Through IBR, we observe traffic from nearly every country, most ASes with routable prefixes, and millions of /24 blocks. Misconfigurations and bugs, often involving P2P networks, result in the widest coverage in terms of visible networks, though scanning traffic is applicable for in-depth and repeated analysis due to its large volume. We find, notwithstanding the extraordinary popularity of some IP addresses, similar observations using IBR collected in different darknets, and a predictable degradation using smaller darknets. Although the mix of IBR components evolves, our observations are consistent over time.
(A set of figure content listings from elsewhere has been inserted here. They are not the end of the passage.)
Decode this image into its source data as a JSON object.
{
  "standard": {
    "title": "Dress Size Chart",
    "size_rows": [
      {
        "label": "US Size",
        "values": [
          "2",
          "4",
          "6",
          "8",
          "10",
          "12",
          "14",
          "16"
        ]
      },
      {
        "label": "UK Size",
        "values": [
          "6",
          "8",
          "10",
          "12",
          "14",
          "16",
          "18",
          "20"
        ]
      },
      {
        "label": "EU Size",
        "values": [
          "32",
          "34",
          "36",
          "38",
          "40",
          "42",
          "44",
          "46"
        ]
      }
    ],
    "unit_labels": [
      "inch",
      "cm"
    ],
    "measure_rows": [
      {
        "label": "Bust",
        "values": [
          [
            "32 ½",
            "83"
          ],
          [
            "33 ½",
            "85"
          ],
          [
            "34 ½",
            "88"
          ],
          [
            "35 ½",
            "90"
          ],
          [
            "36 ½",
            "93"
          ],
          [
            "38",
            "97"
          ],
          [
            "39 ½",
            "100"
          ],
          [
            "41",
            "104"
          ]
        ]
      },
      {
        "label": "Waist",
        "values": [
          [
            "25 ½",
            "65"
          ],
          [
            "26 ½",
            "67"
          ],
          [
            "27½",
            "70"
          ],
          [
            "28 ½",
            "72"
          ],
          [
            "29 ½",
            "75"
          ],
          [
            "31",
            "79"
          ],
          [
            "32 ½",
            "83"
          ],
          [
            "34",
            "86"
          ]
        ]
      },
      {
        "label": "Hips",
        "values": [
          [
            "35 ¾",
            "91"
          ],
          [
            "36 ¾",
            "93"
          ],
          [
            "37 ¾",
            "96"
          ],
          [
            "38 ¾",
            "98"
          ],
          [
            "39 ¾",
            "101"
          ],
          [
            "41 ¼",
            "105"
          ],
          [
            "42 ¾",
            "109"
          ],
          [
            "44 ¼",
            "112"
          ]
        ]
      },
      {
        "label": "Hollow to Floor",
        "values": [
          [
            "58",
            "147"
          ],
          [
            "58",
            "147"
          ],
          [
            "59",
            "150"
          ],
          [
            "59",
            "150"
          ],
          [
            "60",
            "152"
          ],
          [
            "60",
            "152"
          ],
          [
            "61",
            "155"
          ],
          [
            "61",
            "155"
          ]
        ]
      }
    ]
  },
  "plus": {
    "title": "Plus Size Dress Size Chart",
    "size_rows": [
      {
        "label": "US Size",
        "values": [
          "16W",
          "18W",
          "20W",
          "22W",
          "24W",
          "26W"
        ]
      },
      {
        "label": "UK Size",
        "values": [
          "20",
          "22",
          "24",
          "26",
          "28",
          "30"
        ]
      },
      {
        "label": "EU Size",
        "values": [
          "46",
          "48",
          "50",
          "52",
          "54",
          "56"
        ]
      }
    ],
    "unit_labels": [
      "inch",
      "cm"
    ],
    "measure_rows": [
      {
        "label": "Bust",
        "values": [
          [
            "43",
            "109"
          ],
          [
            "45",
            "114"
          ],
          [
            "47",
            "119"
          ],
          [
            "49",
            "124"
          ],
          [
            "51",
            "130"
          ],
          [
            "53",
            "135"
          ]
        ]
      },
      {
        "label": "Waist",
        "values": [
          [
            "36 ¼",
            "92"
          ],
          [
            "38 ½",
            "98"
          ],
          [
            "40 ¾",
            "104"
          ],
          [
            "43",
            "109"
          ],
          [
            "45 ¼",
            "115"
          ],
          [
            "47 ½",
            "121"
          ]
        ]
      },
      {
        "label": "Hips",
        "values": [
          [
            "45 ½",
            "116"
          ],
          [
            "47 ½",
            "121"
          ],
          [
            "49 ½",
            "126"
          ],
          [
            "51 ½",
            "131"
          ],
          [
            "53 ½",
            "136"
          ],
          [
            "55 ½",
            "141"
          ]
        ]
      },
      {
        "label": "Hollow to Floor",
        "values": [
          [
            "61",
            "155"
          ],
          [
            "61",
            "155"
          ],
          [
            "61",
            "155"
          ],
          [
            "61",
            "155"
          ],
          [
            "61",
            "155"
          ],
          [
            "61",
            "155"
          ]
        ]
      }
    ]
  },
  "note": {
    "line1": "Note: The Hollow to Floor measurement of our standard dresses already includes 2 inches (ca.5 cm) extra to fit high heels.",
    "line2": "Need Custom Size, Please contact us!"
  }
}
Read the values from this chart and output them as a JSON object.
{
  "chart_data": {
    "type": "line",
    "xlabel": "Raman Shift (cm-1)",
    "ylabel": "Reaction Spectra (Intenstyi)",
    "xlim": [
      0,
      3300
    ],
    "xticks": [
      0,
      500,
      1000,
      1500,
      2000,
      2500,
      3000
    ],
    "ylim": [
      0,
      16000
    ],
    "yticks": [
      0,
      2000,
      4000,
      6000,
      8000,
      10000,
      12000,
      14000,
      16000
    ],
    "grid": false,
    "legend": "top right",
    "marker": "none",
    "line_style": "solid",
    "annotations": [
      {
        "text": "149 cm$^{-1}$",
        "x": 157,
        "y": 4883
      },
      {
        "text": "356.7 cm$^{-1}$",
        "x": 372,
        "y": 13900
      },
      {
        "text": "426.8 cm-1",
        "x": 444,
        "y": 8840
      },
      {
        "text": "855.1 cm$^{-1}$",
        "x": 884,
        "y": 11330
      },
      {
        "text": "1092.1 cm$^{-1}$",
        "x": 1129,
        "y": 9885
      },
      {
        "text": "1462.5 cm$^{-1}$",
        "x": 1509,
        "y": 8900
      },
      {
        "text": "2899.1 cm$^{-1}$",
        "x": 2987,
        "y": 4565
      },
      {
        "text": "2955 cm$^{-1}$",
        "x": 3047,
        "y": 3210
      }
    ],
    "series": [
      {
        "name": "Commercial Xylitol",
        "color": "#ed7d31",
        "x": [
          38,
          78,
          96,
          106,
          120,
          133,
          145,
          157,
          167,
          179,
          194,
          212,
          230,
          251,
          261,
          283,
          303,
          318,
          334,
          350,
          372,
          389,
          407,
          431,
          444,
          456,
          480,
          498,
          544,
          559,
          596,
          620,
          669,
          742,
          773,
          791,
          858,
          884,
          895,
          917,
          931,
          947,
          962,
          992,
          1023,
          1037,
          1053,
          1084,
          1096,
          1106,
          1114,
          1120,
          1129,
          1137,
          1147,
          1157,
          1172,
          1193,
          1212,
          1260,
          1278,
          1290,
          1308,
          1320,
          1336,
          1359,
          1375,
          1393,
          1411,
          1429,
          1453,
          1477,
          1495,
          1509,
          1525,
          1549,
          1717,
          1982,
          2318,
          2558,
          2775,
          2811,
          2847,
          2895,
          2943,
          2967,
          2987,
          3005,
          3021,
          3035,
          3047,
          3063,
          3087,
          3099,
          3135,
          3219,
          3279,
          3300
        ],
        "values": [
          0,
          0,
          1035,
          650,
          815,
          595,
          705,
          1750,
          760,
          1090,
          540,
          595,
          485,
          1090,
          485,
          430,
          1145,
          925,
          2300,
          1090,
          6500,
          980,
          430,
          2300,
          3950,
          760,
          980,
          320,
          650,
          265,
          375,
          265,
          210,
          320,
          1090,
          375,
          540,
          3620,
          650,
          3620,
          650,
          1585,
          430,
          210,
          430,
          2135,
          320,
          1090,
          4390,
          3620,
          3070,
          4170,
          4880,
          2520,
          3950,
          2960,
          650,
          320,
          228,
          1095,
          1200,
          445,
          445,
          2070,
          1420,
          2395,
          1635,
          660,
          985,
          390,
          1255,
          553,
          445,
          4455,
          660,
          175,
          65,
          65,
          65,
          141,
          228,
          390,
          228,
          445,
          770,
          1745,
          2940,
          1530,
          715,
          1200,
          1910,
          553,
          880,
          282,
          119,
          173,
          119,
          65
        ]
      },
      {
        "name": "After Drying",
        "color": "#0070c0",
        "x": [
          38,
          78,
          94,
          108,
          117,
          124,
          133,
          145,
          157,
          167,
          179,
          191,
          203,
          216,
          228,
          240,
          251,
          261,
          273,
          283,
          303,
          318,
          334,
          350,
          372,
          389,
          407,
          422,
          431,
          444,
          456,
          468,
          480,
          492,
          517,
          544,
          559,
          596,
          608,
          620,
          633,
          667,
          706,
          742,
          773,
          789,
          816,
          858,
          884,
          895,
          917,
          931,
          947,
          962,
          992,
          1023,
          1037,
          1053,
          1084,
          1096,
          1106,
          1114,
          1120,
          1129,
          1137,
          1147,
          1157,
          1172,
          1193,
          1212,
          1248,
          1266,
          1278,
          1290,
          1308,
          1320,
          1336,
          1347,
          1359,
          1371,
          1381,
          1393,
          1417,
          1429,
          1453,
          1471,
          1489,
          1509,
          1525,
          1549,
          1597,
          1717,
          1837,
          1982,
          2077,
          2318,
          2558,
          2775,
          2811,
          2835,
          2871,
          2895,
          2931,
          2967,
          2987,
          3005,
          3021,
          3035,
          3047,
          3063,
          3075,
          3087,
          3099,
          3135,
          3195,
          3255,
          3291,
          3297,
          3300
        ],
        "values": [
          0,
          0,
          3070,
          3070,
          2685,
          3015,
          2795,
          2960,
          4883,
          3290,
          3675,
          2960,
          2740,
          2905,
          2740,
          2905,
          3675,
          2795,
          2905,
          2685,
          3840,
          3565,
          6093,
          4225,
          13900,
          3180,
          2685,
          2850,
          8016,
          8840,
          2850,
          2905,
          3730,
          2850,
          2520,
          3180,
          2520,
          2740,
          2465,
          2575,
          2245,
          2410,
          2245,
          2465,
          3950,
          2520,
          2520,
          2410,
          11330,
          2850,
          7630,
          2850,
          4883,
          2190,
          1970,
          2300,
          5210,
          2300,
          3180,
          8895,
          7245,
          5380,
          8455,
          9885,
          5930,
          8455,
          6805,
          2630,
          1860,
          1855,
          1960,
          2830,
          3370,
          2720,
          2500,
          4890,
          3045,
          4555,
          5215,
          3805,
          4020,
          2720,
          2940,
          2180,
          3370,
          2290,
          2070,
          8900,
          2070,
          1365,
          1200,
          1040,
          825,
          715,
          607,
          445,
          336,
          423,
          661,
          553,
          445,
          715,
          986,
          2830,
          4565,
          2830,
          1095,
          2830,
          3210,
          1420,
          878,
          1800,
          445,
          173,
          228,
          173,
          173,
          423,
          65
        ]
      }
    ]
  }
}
Our case studies highlight the versatility of IBR and help establish guidelines for when researchers should consider using unsolicited traffic for opportunistic network analysis. Based on our experience, IBR may assist in: corroborating inferences made through other datasets (e.g., DHCP lease durations) supplementing current state-of-the art techniques (e.g., IPv4 address space utilization), exposing weaknesses in other datasets (e.g., missing router interfaces), identifying abused resources (e.g., open resolvers), testing Internet tools by acting as a diverse traffic sample (e.g., uptime heuristics), and reducing the number of required active probes (e.g., path change inferences). In nearly every case study, IBR improves our analysis of an Internet-wide behavior. We expect future studies to reap similar benefits by including IBR.